Conceptualizing the Relationship Between Humans and Technology in AI Assisted Development

There is tension in the discourse about AI. Organizations race to invest, often ahead of clear utility analysis, risk assessment or legal grounding. Meanwhile customers are frustrated to deal with incpabable customer service bots, while workers fear that they are becoming replaceable. It all seems very novel, but viewed with a historical lense, it’s actually about how work and responsibility shifts when new tools are introduced.

AI is not taking over the world anymore than typewriters or computers did. AI is being implemented in ways that are more or less coherent, functional or sustainable.

What AI actually does is shift thinking upstream and responsibility downstream. Not unlike the dawn of manufacturing (or the dawn of CMSes for that matter) less effort goes into production while more effort is required to frame problems correctly and verify results.

AI will not take your job. Those who know how to wrangle AI will take your job. And what customers are struggling with is not AI, but poor implementations of AI.

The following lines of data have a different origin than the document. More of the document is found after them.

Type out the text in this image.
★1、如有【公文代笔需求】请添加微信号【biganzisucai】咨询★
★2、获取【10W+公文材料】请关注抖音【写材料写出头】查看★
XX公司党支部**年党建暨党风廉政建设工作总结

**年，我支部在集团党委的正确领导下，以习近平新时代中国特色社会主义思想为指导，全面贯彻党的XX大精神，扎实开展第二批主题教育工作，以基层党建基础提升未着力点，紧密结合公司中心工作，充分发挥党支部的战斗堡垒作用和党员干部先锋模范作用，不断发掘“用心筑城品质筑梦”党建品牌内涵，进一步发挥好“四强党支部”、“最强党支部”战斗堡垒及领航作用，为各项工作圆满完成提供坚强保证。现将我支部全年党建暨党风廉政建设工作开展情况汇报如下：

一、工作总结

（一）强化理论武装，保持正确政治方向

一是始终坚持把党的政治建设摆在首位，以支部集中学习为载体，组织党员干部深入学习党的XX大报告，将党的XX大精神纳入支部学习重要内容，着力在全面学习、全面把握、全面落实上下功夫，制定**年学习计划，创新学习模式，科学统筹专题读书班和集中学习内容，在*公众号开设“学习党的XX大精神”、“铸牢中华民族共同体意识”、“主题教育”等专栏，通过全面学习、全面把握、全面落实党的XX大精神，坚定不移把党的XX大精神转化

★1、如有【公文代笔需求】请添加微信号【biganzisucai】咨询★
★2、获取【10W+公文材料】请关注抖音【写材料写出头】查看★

So lets take a concrete example. Let’s say you are going to use AI in software development. What would a sensible strategy look like? As it turns out, we do not need to reinvent the wheel. Let’s do a quick review of how existing frameworks can contribute.

NIST AI Risk Management Framework – Setting the Intent
Within the NIST AI Risk Management Framework, Govern anchors responsibility in human decision making. Who owns the code? Who must verify it? Who is accountable when it fails in production? What are the wider consequences? It also emphasizes that a safety culture is built on trust. This directly connects AI governance to modern leadership research on psychological safety which shows that learning collapses when people fear blame.

NIST Secure Software Development Framework – Mastering the Output
NIST SSDF addresses what happens once AI is part of the development workflow. It emphasizes that code is code, whether it’s written by a human or not. This is where responsibility downstream comes in. In practice, SSDF ensures that AI assisted development:

  • Is constrained to properly risk assessed tools
  • Produces code that is governable
  • Preemptively expects AI generated vulnerabilities

ISO/IEC 27001 – Securing the Substance
ISO/IEC 27001 is an information security standard that defines how data is classified, accessed, logged, and protected. It adds an information control layer. What information is processed? Who and what systems have access to the data? How do we ensure data is not destroyed or shared incorrectly? This is where we build defenses that reduce the likelihood of ending up with massive data leaks.

The frameworks discussed here are not a complete blueprint. They are intended to demonstrate that we are not entering new territory without maps. AI is a tool*, not magic. It is a tool that comes with new challenges. But the upstream shift in thinking and the downstream weight of responsibility prove that the human is more important than ever. As with earlier technological shifts, reduced effort in production increases the demand for expert judgment in framing and verification.

AI slop is the plastic of IT: quick, cheap, but also polluting when no one takes responsibility.

* It’s actually many different tools, but that’s out of the scope of this text.